I wasn't even able to manage to prove that $f|_{(0,\infty)}$ is in $C^ \infty(0,\infty)$ (let alone to prove that all derivatives exist in $0$, which actually seems to me to be the key point), since I wasn't able to guess a general formula for calculating the derivatives (which I did for some values using a CAS), because it just gets horrible complicated after the fourth derivative; my idea was to succesively calculate the derivatives using the chain, sum and product rule and to prove that way, that the function ought to be in $C^ \infty(\mathbb{R})$. Is there maybe a sleeker way to achieve this ?

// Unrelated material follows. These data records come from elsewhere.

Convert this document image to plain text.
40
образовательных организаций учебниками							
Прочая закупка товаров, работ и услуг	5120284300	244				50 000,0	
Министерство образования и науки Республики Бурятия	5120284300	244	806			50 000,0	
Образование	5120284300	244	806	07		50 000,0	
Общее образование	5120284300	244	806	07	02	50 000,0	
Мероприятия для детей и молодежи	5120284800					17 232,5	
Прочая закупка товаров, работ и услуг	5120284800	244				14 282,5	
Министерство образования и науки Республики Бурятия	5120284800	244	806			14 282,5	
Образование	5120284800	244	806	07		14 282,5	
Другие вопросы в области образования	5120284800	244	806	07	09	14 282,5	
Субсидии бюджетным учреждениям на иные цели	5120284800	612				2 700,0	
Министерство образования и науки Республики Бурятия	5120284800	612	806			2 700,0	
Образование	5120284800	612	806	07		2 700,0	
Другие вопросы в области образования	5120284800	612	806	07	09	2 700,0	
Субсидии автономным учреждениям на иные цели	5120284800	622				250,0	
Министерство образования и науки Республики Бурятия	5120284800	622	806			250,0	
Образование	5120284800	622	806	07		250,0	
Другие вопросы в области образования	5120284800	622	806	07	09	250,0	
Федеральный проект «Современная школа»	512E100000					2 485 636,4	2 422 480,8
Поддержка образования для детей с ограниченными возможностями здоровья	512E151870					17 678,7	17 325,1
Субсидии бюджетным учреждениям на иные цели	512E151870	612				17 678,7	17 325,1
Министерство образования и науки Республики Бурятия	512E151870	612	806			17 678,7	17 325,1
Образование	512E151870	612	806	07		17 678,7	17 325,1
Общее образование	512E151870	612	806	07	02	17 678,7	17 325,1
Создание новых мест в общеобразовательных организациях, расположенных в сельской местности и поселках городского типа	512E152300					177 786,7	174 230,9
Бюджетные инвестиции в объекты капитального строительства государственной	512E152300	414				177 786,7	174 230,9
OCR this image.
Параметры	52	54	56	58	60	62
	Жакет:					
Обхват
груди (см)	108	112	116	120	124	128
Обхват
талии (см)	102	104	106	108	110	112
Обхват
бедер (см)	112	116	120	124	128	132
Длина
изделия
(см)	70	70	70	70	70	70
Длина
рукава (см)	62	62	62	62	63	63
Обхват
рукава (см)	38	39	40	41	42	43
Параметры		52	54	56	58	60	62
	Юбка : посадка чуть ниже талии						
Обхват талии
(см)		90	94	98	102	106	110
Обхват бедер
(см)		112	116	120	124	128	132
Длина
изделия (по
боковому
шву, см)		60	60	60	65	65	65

Afterswards I should use $f$ to prove that $F:\mathbb{R}^k\rightarrow \mathbb{R}, \ (x_1,\ldots,x_k) \mapsto \begin{cases} G_1 (x_1,\ldots,x_k) & |(x_1,\ldots,x_k)|<1\\ g_2 (x) & \text{else}\\ \end{cases} $
is also in $C^ \infty(\mathbb{R^k})$ , for $G_1 (x_1,\ldots,x_k)=e^{-\frac{1}{1-|(x_1,\ldots,x_k)|^2}}$. The only thing that came to my mind for this, was to maybe try prove that all partial derivatives of all orders of $F$ are continuously differentiable, since that would imply that $F$ would be smooth and that $F(x_1,\ldots,x_k)=f(1-|(x_1,\ldots,x_k)|^2),$ but I'm not sure about that.